Öksürüğün yanındaki diğer rahatsızlıklara dikkat
Öksürük şikayetin yanı sıra ateş, hırıltılı solunum ve göğüs ağrısı gibi rahatsızlıkların olması durumunda tedavi amaçlı başka bir yol izlenmesi ve uzman bir hekime başvurulması gerektiğine de değinen Mihmanlı ayrıca, “Kuru öksürüğü en çok üst solunum yolu enfeksiyonlarında karşılaşıyoruz. Bu hastalarda herhangi bir tedaviye gerek duymuyoruz. Hastanın anlattıkları ve fizik muayene ile biz kolaylıkla üst solunum yolu enfeksiyon tanısını koyabiliyoruz. Daha ileri tetkike de gerek duymuyoruz. Fakat hastanın öksürüğe eşlik eden başka bulguları varsa ateş göğüs ağrısı balgam çıkarma, yan ağrısı, kanlı balgam çıkarmaları varsa o zaman ileri tetkiklere geçiyoruz.
Eğer akciğer grafisinde bir şey yoksa üst solunum enfeksiyon tanımız doğrudur. Bu yönde tedavi ve takibimizi düzenliyoruz. Akciğer grafisinde herhangi bir patoloji saptamışsak o zaman o patolojiye uygun takip ve tedaviye geçmemiz gerekiyor. Genellikle antibiyotiğe gerek yok daha çok semptomlara yönelik tedavi öneriyoruz. Örneğin sekresyon azaltıcı ajanlar, hastanın sekresyonunu ve öksürüğünü bastıracak ajanlar kullanılabilir” şeklinde konuştu.

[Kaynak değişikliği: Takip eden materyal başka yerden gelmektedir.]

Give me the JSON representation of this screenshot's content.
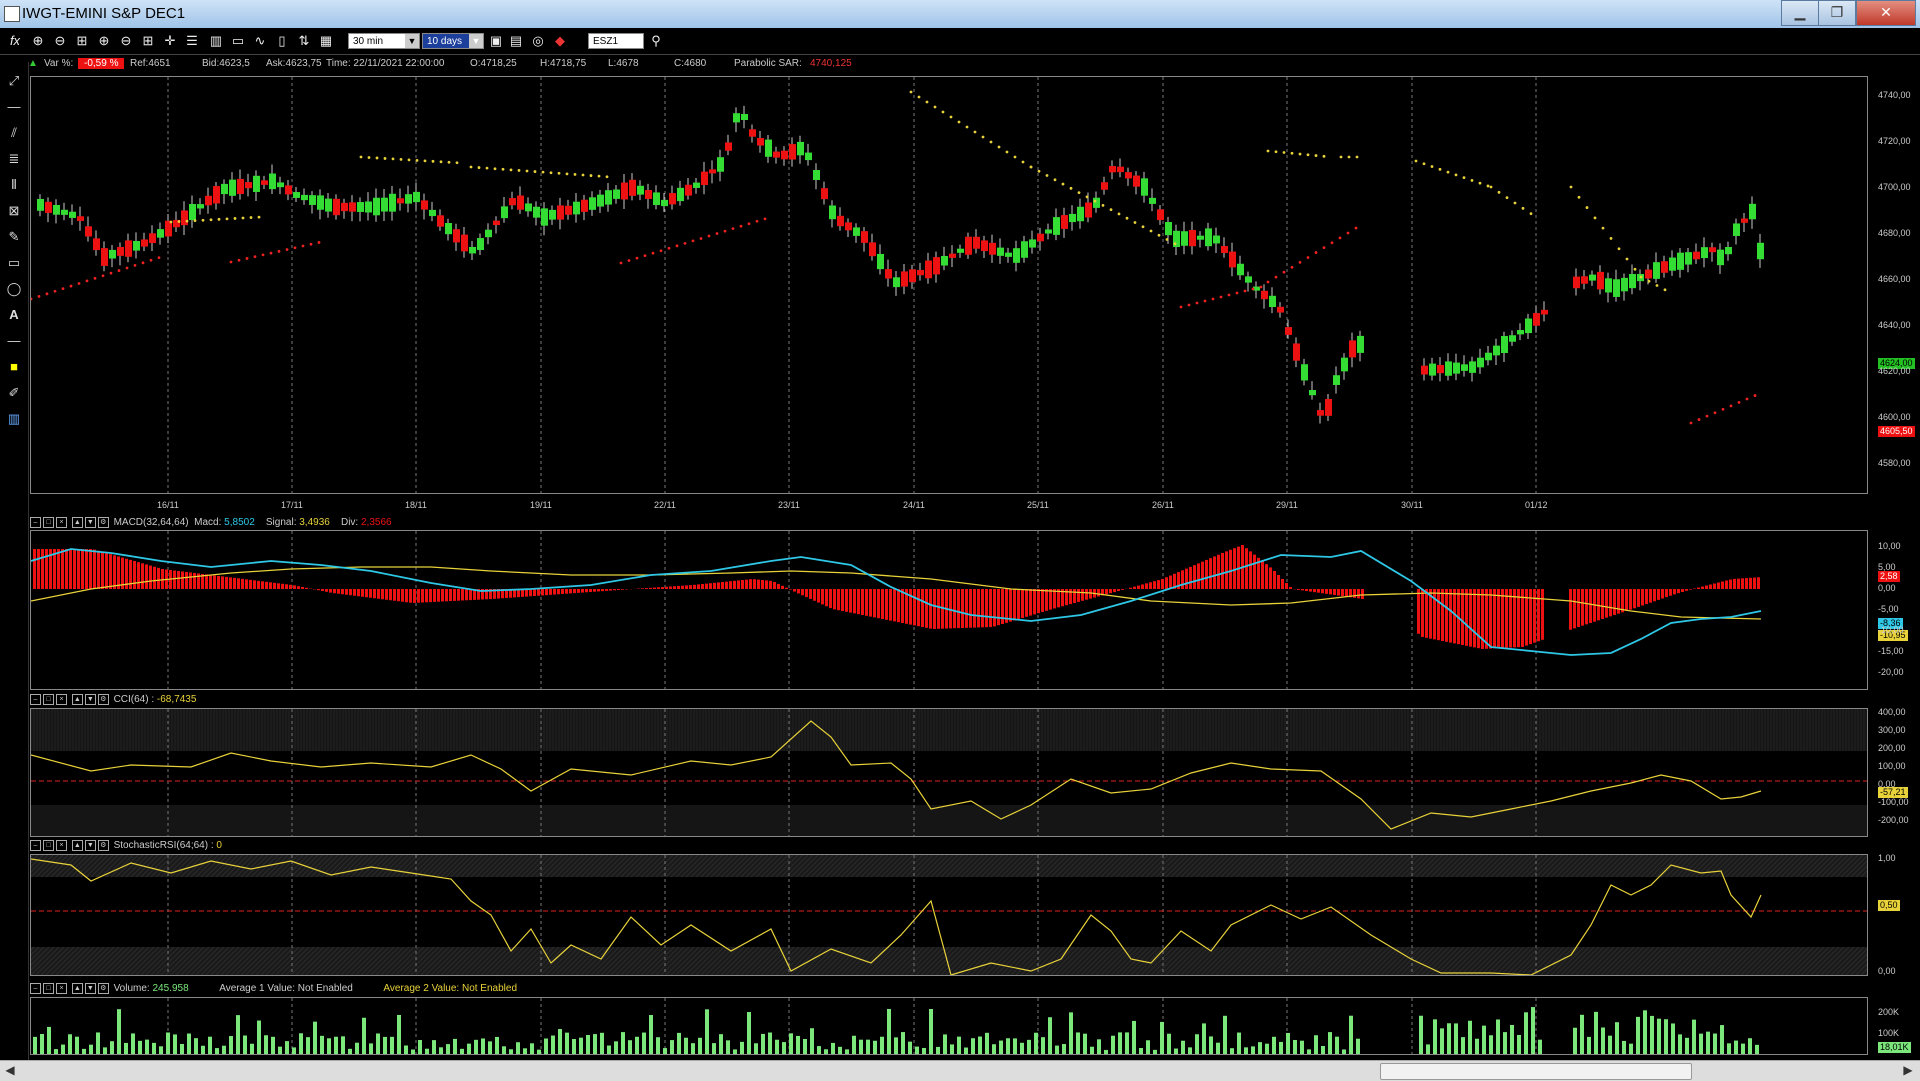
{
  "window": {
    "title": "IWGT-EMINI S&P DEC1",
    "min": "▁",
    "max": "❐",
    "close": "✕"
  },
  "toolbar": {
    "timeframe": "30 min",
    "range": "10 days",
    "symbol": "ESZ1"
  },
  "info": {
    "var_label": "Var %:",
    "var_value": "-0,59 %",
    "ref": "Ref:4651",
    "bid": "Bid:4623,5",
    "ask": "Ask:4623,75",
    "time": "Time: 22/11/2021 22:00:00",
    "open": "O:4718,25",
    "high": "H:4718,75",
    "low": "L:4678",
    "close": "C:4680",
    "sar_label": "Parabolic SAR:",
    "sar_value": "4740,125"
  },
  "price_axis": [
    "4740,00",
    "4720,00",
    "4700,00",
    "4680,00",
    "4660,00",
    "4640,00",
    "4620,00",
    "4600,00",
    "4580,00"
  ],
  "price_tags": {
    "last": "4624,00",
    "sar": "4605,50"
  },
  "date_axis": [
    "16/11",
    "17/11",
    "18/11",
    "19/11",
    "22/11",
    "23/11",
    "24/11",
    "25/11",
    "26/11",
    "29/11",
    "30/11",
    "01/12"
  ],
  "macd": {
    "title": "MACD(32,64,64)",
    "macd_label": "Macd:",
    "macd_value": "5,8502",
    "signal_label": "Signal:",
    "signal_value": "3,4936",
    "div_label": "Div:",
    "div_value": "2,3566",
    "axis": [
      "10,00",
      "5,00",
      "0,00",
      "-5,00",
      "-10,00",
      "-15,00",
      "-20,00"
    ],
    "tag_a": "2,58",
    "tag_b": "-8,36",
    "tag_c": "-10,95"
  },
  "cci": {
    "title": "CCI(64) :",
    "value": "-68,7435",
    "axis": [
      "400,00",
      "300,00",
      "200,00",
      "100,00",
      "0,00",
      "-100,00",
      "-200,00"
    ],
    "tag": "-57,21"
  },
  "stoch": {
    "title": "StochasticRSI(64;64) :",
    "value": "0",
    "axis": [
      "1,00",
      "0,00"
    ],
    "tag": "0,50"
  },
  "volume": {
    "title": "Volume:",
    "value": "245.958",
    "avg1_label": "Average 1 Value:",
    "avg1_value": "Not Enabled",
    "avg2_label": "Average 2 Value:",
    "avg2_value": "Not Enabled",
    "axis": [
      "200K",
      "100K"
    ],
    "tag": "18,01K"
  },
  "colors": {
    "up": "#33dd33",
    "down": "#ee1111",
    "signal": "#e8d23a",
    "macd": "#2ec7e6",
    "bg": "#000000",
    "grid": "#ffffff"
  }
}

Evde bitki çayları içilmesi öneriliyor
Genellikle evde yapılan bitki çaylarının öksürüğe çok yardımcı olduğunu söyleyen Mihmanlı, ayrıca C vitaminin bu süreçte gerek olmadığını da dile getirerek, “Evde ekinezya, ıhlamur gibi bitki çaylar içmek öksürüğe iyi gelecektir. Hastalar bu akut dönemde enfeksiyon olduklarını düşünerek enfeksiyona karşı C vitamini kullanma düşüncesinde oluyorlar. Ancak C vitaminin burada bir yararı ya da etkisi yok.
C vitamini preparatları, C vitamini içeren ilaçlar almak istiyorlar bunların hiçbir gereği ve yeri yok. Eğer ateş varsa ateş düşürücüler, ağrı kesiciler kullanılabilir, bu dönemde hastanın yakınmalarına yönelik tedavi yeterli” ifadelerini kullandı.

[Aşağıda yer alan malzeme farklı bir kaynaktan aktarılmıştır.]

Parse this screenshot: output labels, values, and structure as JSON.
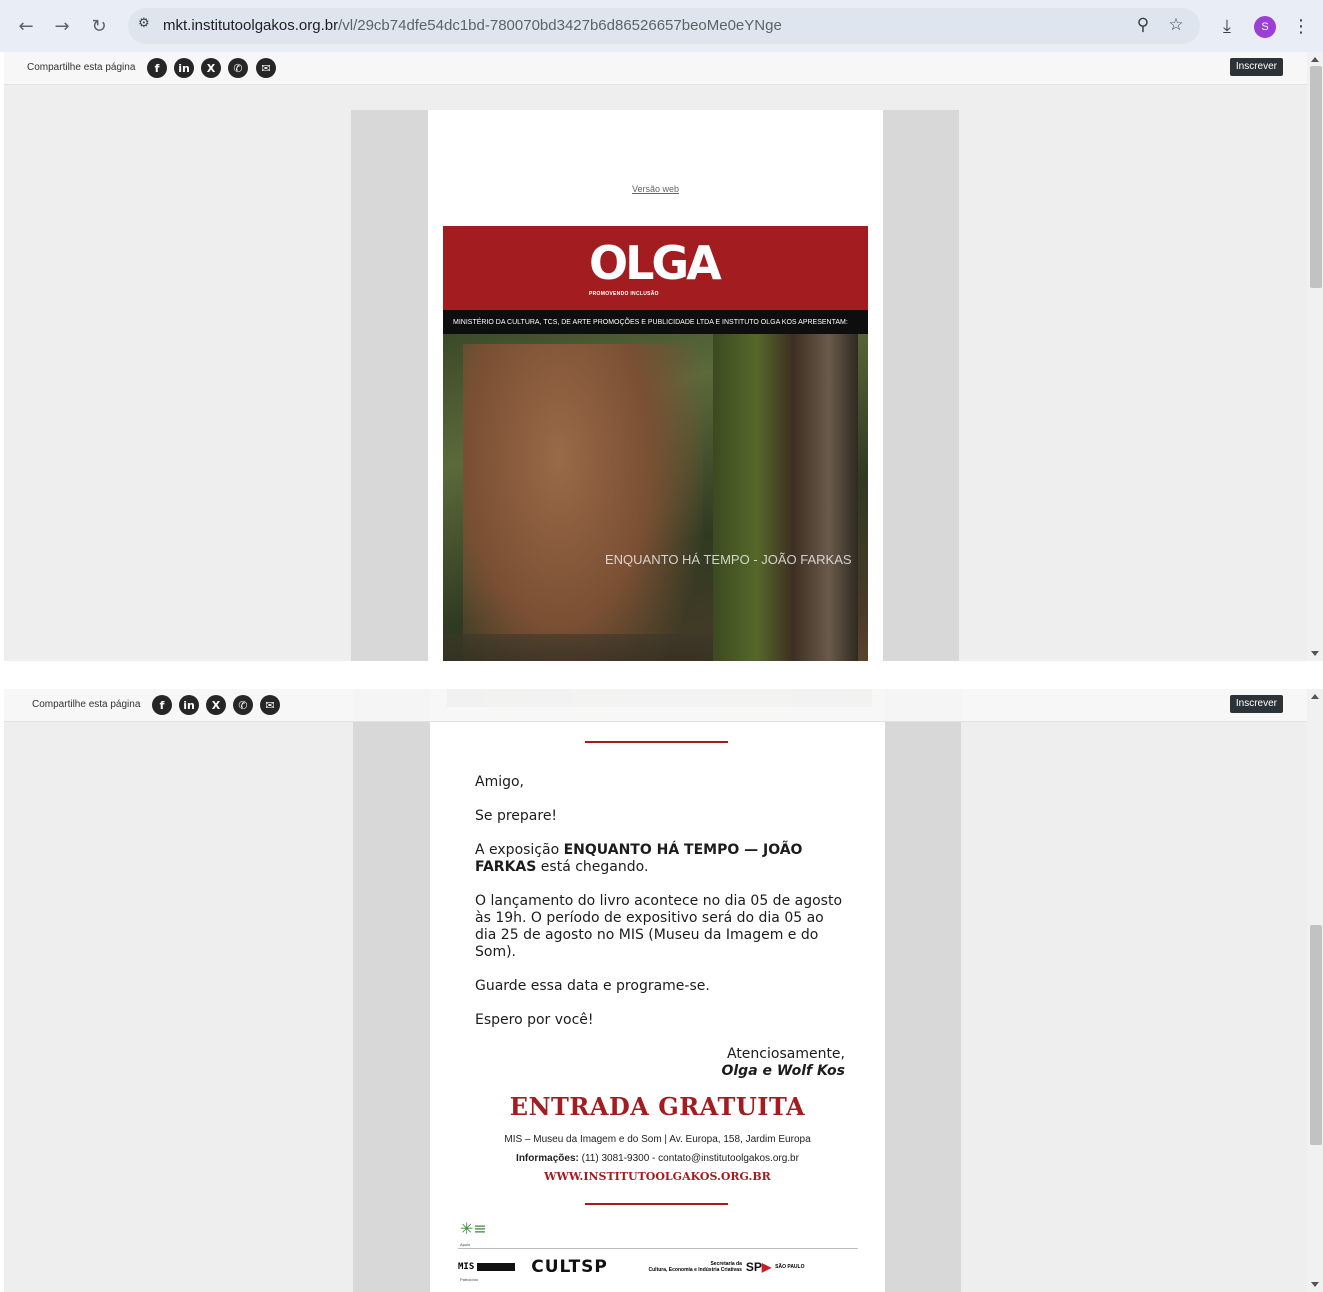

Temiz hava ve burundan nefes almak önemli
Kirli havaların öksürüğü arttırdığını bu yüzden sıklıkla temiz havaya ihtiyaç duyulduğundan da bahseden Mihmanlı, alınan nefesin burundan temin edilmesinin gerekliliğini de söyleyerek son olarak, “Özellikle temiz hava çok önemli. Kışın kirli havalar öksürük şikayetinin en büyük nedeni olabilir. Çünkü kirli havadaki partiküller öksürük refleksini uyandıran bir etken. Onun için temiz havalı ortamlarda bulunmamız gerekiyor. Yapacağımız en önemli etken bulunduğumuz odanın sık sık havalandırmamız. Kalabalık ortamlarda bu iş daha önemli. Kışın çok kalabalık ortamlarda bulunmamamız gerekiyor.

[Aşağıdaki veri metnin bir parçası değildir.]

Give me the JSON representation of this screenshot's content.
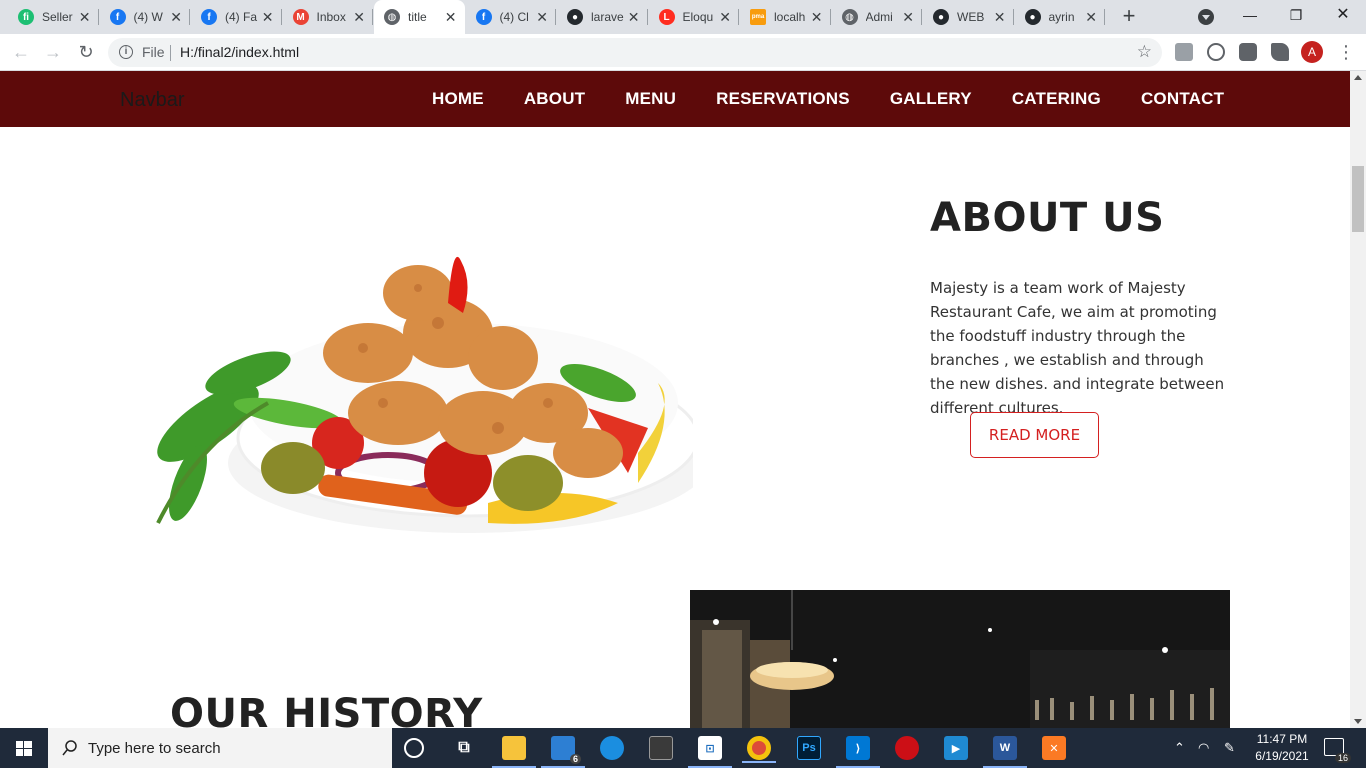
{
  "browser": {
    "tabs": [
      {
        "title": "Seller",
        "favicon": "fiverr-icon",
        "color": "#1dbf73",
        "glyph": "fi"
      },
      {
        "title": "(4) W",
        "favicon": "facebook-icon",
        "color": "#1877f2",
        "glyph": "f"
      },
      {
        "title": "(4) Fa",
        "favicon": "facebook-icon",
        "color": "#1877f2",
        "glyph": "f"
      },
      {
        "title": "Inbox",
        "favicon": "gmail-icon",
        "color": "#ea4335",
        "glyph": "M"
      },
      {
        "title": "title",
        "favicon": "globe-icon",
        "color": "#5f6368",
        "glyph": "◍",
        "active": true
      },
      {
        "title": "(4) Cl",
        "favicon": "facebook-icon",
        "color": "#1877f2",
        "glyph": "f"
      },
      {
        "title": "larave",
        "favicon": "github-icon",
        "color": "#24292e",
        "glyph": "●"
      },
      {
        "title": "Eloqu",
        "favicon": "laravel-icon",
        "color": "#ff2d20",
        "glyph": "L"
      },
      {
        "title": "localh",
        "favicon": "phpmyadmin-icon",
        "color": "#f89c0e",
        "glyph": "pma"
      },
      {
        "title": "Admi",
        "favicon": "globe-icon",
        "color": "#5f6368",
        "glyph": "◍"
      },
      {
        "title": "WEB",
        "favicon": "github-icon",
        "color": "#24292e",
        "glyph": "●"
      },
      {
        "title": "ayrin",
        "favicon": "github-icon",
        "color": "#24292e",
        "glyph": "●"
      }
    ],
    "address": {
      "scheme_label": "File",
      "url": "H:/final2/index.html"
    },
    "profile_initial": "A"
  },
  "site": {
    "brand": "Navbar",
    "nav": [
      "HOME",
      "ABOUT",
      "MENU",
      "RESERVATIONS",
      "GALLERY",
      "CATERING",
      "CONTACT"
    ],
    "about": {
      "title": "ABOUT US",
      "text": "Majesty is a team work of Majesty Restaurant Cafe, we aim at promoting the foodstuff industry through the branches , we establish and through the new dishes. and integrate between different cultures.",
      "button": "READ MORE"
    },
    "history": {
      "title": "OUR HISTORY"
    },
    "colors": {
      "navbar": "#5d0a0a",
      "accent": "#d42020"
    }
  },
  "taskbar": {
    "search_placeholder": "Type here to search",
    "time": "11:47 PM",
    "date": "6/19/2021",
    "mail_badge": "6",
    "notification_badge": "16"
  }
}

Özellikle KOAH, astım gibi kronik hatalıkları olan kişiler kalabalık ortamlarda bulunmamalı. Hem odanın havasının temiz olmadığı için hem de ortamdaki kişilerin muhtemelen enfeksiyonlarından sakınmak için. Enfeksiyon olduğunu düşündüğümüz kişiler ile karşılaştığımız zaman özellikle eşlik eden hastalığı olan hastalarımız maske kullanabilirler. Ayrıca burundan nefes almak da en sağlıklı durumdur. Çünkü burun ilk olarak havadaki zararlı partikülleri ve enfeksiyon ajanlarını tutma özelliğine sahiptir. Onun için ağızdan değil burundan nefes alıp vermemiz çok önemlidir. Burundan nefes almak koruyucu bir mekanizmadır” diyerek sözlerini sonlandırdı.